Paketo Wilson – Praise Him
After the reissue of Pluto Shervington’s 1990 album Rhythm Of The City in November 2022, Milan-based Arabusta Records now treats fans of classic reggae to the welcome restored and remastered re-release of Paketo Wilson’s 8-track LP Praise Him on black vinyl and CD. Although being longtime reggae fans it wasn’t until 2010 that we heard of Paketo Wilson when the defunct Makafresh label released a 7″ single titled Ina De Yaad, which he did in collaboration with Derajah. Because most reggae fans might not be very familiar with Paketo Wilson, a decent introduction to this cultural roots artist is a must. Luckily the good people of Arabusta Records have inserted a sheet with the story behind the album and lyrics in the LP jacket and an 8-page booklet in the CD’s jewel case which provides information about the artist that, in part, we here share with you.
Born on October 24th 1956 in Kingston, Jamaica, Paketo Wilson grew up right in the heart of it all. His father, one of the best singing artists of the island, introduced him to the top musicians of the time, opening the doors to the world of music. His mother, on the other hand, wanted him to learn a trade. She sent him to learn dentistry close to home, unaware that every day Paketo would sneak in a band’s room just a couple of steps from the dentist shop instead. That didn’t last long, and as soon as she realised it, she sent him uptown to learn auto mechanics.

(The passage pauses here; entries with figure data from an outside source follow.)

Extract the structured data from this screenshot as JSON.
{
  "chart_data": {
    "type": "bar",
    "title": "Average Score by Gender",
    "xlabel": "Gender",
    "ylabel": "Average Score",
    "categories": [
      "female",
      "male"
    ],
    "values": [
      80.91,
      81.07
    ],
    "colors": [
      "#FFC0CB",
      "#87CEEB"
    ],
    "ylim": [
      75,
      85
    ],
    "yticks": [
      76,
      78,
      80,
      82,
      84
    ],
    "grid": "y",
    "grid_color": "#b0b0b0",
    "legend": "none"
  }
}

But no distance was too far to keep Paketo away from music, and with bus fare and lunch money in hand, he went straight back to the band’s room.
With no music teacher other than his own two eyes, Paketo would sit and watch. He soon came to understand each and every position. In 1972, at the age of 16, Paketo began his musical career with the New Vibration Band which had experienced members in trumpeter Bobby Ellis and guitarist Winston ‘Bo Pee’ Bowen and played all around the island. He then quickly established himself as a solo artist through Daddy U-Roy’s King Stur Gav Sound System. In 1981, Paketo finally recorded his first single, Cup A Tea, at Channel One. The single was produced by Winston Riley and released on the Techniques label. In September 1982, together with producer Trevor Davis, who used to teach him dentistry, Paketo Wilson recorded his debut album Praise Him, which came out on the Child of God Rockers label. In the late 1980s, Paketo Wilson had a three-year stint in Germany fronting a band called Soon Come, which also included Germans and Africans. Fifteen years after his debut album saw the light of day, his sophomore album Mi Nuh Care was released, which he co-produced with Harriet Gruber from the US.

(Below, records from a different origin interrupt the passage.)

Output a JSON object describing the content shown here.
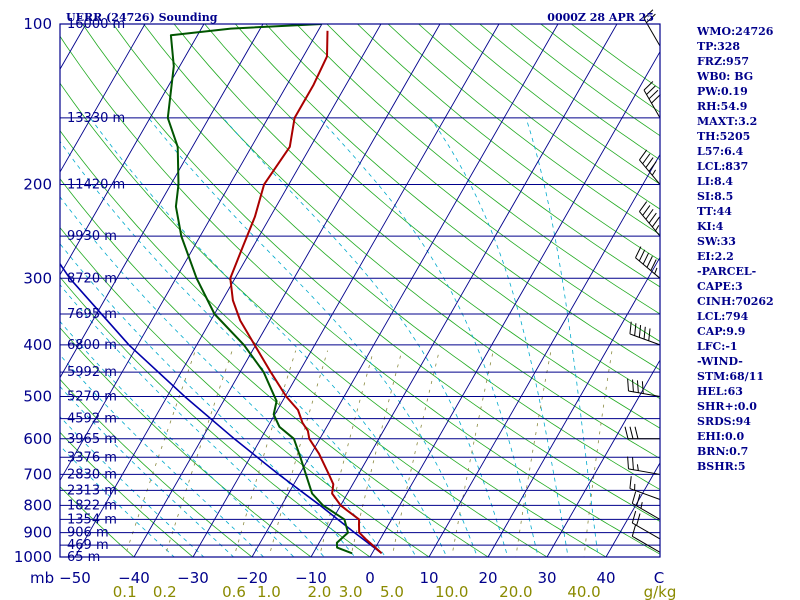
{
  "header": {
    "station_title": "UERR (24726) Sounding",
    "time_label": "0000Z 28 APR 25"
  },
  "indices": [
    "WMO:24726",
    "TP:328",
    "FRZ:957",
    "WB0: BG",
    "PW:0.19",
    "RH:54.9",
    "MAXT:3.2",
    "TH:5205",
    "L57:6.4",
    "LCL:837",
    "LI:8.4",
    "SI:8.5",
    "TT:44",
    "KI:4",
    "SW:33",
    "EI:2.2",
    "-PARCEL-",
    "CAPE:3",
    "CINH:70262",
    "LCL:794",
    "CAP:9.9",
    "LFC:-1",
    "-WIND-",
    "STM:68/11",
    "HEL:63",
    "SHR+:0.0",
    "SRDS:94",
    "EHI:0.0",
    "BRN:0.7",
    "BSHR:5"
  ],
  "colors": {
    "frame": "#00008b",
    "isobar": "#00008b",
    "isotherm": "#00008b",
    "dry_adiabat": "#22aa22",
    "moist_adiabat": "#00aacc",
    "mixing_ratio": "#8a8a40",
    "temperature": "#aa0000",
    "dewpoint": "#005500",
    "parcel": "#0000aa",
    "wind_barb": "#000000"
  },
  "chart_data": {
    "type": "skew-t",
    "pressure_levels": [
      100,
      200,
      300,
      400,
      500,
      600,
      700,
      800,
      900,
      1000
    ],
    "height_labels": [
      {
        "p": 100,
        "label": "16000 m"
      },
      {
        "p": 150,
        "label": "13330 m"
      },
      {
        "p": 200,
        "label": "11420 m"
      },
      {
        "p": 250,
        "label": "9930 m"
      },
      {
        "p": 300,
        "label": "8720 m"
      },
      {
        "p": 350,
        "label": "7695 m"
      },
      {
        "p": 400,
        "label": "6800 m"
      },
      {
        "p": 450,
        "label": "5992 m"
      },
      {
        "p": 500,
        "label": "5270 m"
      },
      {
        "p": 550,
        "label": "4592 m"
      },
      {
        "p": 600,
        "label": "3965 m"
      },
      {
        "p": 650,
        "label": "3376 m"
      },
      {
        "p": 700,
        "label": "2830 m"
      },
      {
        "p": 750,
        "label": "2313 m"
      },
      {
        "p": 800,
        "label": "1822 m"
      },
      {
        "p": 850,
        "label": "1354 m"
      },
      {
        "p": 900,
        "label": "906 m"
      },
      {
        "p": 950,
        "label": "469 m"
      },
      {
        "p": 1000,
        "label": "65 m"
      }
    ],
    "x_axis_unit_label": "mb",
    "temperature_ticks": [
      -50,
      -40,
      -30,
      -20,
      -10,
      0,
      10,
      20,
      30,
      40
    ],
    "temperature_tick_labels": [
      "−50",
      "−40",
      "−30",
      "−20",
      "−10",
      "0",
      "10",
      "20",
      "30",
      "40"
    ],
    "mixing_ratio_ticks": [
      0.1,
      0.2,
      0.6,
      1.0,
      2.0,
      3.0,
      5.0,
      10.0,
      20.0,
      40.0
    ],
    "mixing_ratio_tick_labels": [
      "0.1",
      "0.2",
      "0.6",
      "1.0",
      "2.0",
      "3.0",
      "5.0",
      "10.0",
      "20.0",
      "40.0"
    ],
    "mixing_ratio_unit": "g/kg",
    "temperature_right_label": "C",
    "temperature_profile": [
      {
        "p": 984,
        "t": 1.6
      },
      {
        "p": 960,
        "t": 0.0
      },
      {
        "p": 925,
        "t": -2.5
      },
      {
        "p": 900,
        "t": -4.2
      },
      {
        "p": 870,
        "t": -5.0
      },
      {
        "p": 850,
        "t": -5.5
      },
      {
        "p": 820,
        "t": -8.2
      },
      {
        "p": 800,
        "t": -10.0
      },
      {
        "p": 760,
        "t": -12.6
      },
      {
        "p": 730,
        "t": -13.3
      },
      {
        "p": 700,
        "t": -15.0
      },
      {
        "p": 640,
        "t": -18.7
      },
      {
        "p": 600,
        "t": -21.8
      },
      {
        "p": 580,
        "t": -22.8
      },
      {
        "p": 560,
        "t": -24.5
      },
      {
        "p": 530,
        "t": -26.5
      },
      {
        "p": 500,
        "t": -29.8
      },
      {
        "p": 450,
        "t": -34.8
      },
      {
        "p": 400,
        "t": -40.2
      },
      {
        "p": 360,
        "t": -45.0
      },
      {
        "p": 330,
        "t": -48.2
      },
      {
        "p": 300,
        "t": -50.8
      },
      {
        "p": 260,
        "t": -51.8
      },
      {
        "p": 230,
        "t": -52.6
      },
      {
        "p": 200,
        "t": -54.2
      },
      {
        "p": 170,
        "t": -53.5
      },
      {
        "p": 150,
        "t": -55.5
      },
      {
        "p": 130,
        "t": -55.5
      },
      {
        "p": 115,
        "t": -56.0
      },
      {
        "p": 103,
        "t": -58.4
      }
    ],
    "dewpoint_profile": [
      {
        "p": 984,
        "td": -3.4
      },
      {
        "p": 960,
        "td": -6.5
      },
      {
        "p": 940,
        "td": -7.0
      },
      {
        "p": 900,
        "td": -6.1
      },
      {
        "p": 850,
        "td": -8.0
      },
      {
        "p": 800,
        "td": -13.0
      },
      {
        "p": 760,
        "td": -16.0
      },
      {
        "p": 700,
        "td": -18.9
      },
      {
        "p": 650,
        "td": -21.5
      },
      {
        "p": 600,
        "td": -24.4
      },
      {
        "p": 570,
        "td": -28.0
      },
      {
        "p": 540,
        "td": -30.2
      },
      {
        "p": 510,
        "td": -31.0
      },
      {
        "p": 500,
        "td": -31.8
      },
      {
        "p": 450,
        "td": -36.0
      },
      {
        "p": 400,
        "td": -42.0
      },
      {
        "p": 350,
        "td": -50.0
      },
      {
        "p": 300,
        "td": -56.5
      },
      {
        "p": 250,
        "td": -63.2
      },
      {
        "p": 220,
        "td": -67.0
      },
      {
        "p": 200,
        "td": -68.7
      },
      {
        "p": 170,
        "td": -72.5
      },
      {
        "p": 150,
        "td": -77.0
      },
      {
        "p": 120,
        "td": -81.0
      },
      {
        "p": 105,
        "td": -84.5
      },
      {
        "p": 102,
        "td": -75.0
      },
      {
        "p": 100,
        "td": -60.0
      }
    ],
    "parcel_path": [
      {
        "p": 984,
        "t": 1.6
      },
      {
        "p": 900,
        "t": -5.0
      },
      {
        "p": 800,
        "t": -13.5
      },
      {
        "p": 700,
        "t": -23.5
      },
      {
        "p": 600,
        "t": -34.5
      },
      {
        "p": 500,
        "t": -47.0
      },
      {
        "p": 400,
        "t": -61.5
      },
      {
        "p": 300,
        "t": -78.0
      },
      {
        "p": 200,
        "t": -98.0
      },
      {
        "p": 150,
        "t": -110.0
      },
      {
        "p": 115,
        "t": -118.0
      }
    ],
    "wind_barbs": [
      {
        "p": 980,
        "dir": 300,
        "spd": 10
      },
      {
        "p": 925,
        "dir": 300,
        "spd": 20
      },
      {
        "p": 850,
        "dir": 300,
        "spd": 25
      },
      {
        "p": 780,
        "dir": 290,
        "spd": 15
      },
      {
        "p": 700,
        "dir": 280,
        "spd": 25
      },
      {
        "p": 600,
        "dir": 270,
        "spd": 30
      },
      {
        "p": 500,
        "dir": 280,
        "spd": 40
      },
      {
        "p": 400,
        "dir": 290,
        "spd": 50
      },
      {
        "p": 300,
        "dir": 310,
        "spd": 55
      },
      {
        "p": 250,
        "dir": 320,
        "spd": 55
      },
      {
        "p": 200,
        "dir": 320,
        "spd": 45
      },
      {
        "p": 150,
        "dir": 330,
        "spd": 40
      },
      {
        "p": 110,
        "dir": 330,
        "spd": 20
      }
    ]
  }
}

The eight tracks for Paketo Wilson’s debut album were recorded at Harry J’s Recording Studio with players of instruments being Eric Samuels (drums), Bassie Star (bass), Daniel Ried (rhythm guitar), Lascelles Dunkley (lead guitar), Cedric Samuels (piano), Veron Sutherland (organ), Bobby Ellis (trumpet), and Headley Bennett (saxophone). These eight musicians have done a superb job by providing the singer with high-quality backdrops with basslines that unfold in a great way. Furthermore, the horns play of the two ace Jamaican hornsmen make a special blend and sound very nice to the ears. They certainly add an extra appealing feel and vibe to some of the tracks.
Throughout the album, the cultural roots singer mostly tackles the common roots reggae topics such as spirituality & religion; love, peace & unity; and poverty & struggles. Next to his distinctive voice, Paketo Wilson’s songwriting on 7 out of 8 tracks isn’t too bad either. (Only Jardan Dance wasn’t written by himself but by Trevor Davis). The title track, Praise Him, is one of the album’s best and an excellent way to get things going. Jardan Dance just catches a nice joy from inception which lasts throughout. Next comes One Love Foundation, a prime example of how effective and satisfying good roots reggae can be. This also goes for the matching sufferer’s tune My Daily Bread, which rounds off a totally satisfying first side of the vinyl platter. The other side opens with yet another huge tune. The heartfelt sung Lonely World is a very impressive offering that deserves full attention. The nice sounding Gracie and the last track, Come Shake With Me, are sweet sounding lovers pieces worth hearing. In between the listener is treated to a great tune called Jump For Joy. Although lyrically not going all the way, musically this one is a real scorcher. After having played for just under 21 minutes, this short but nevertheless worthwhile classic album of very good quality comes to an end.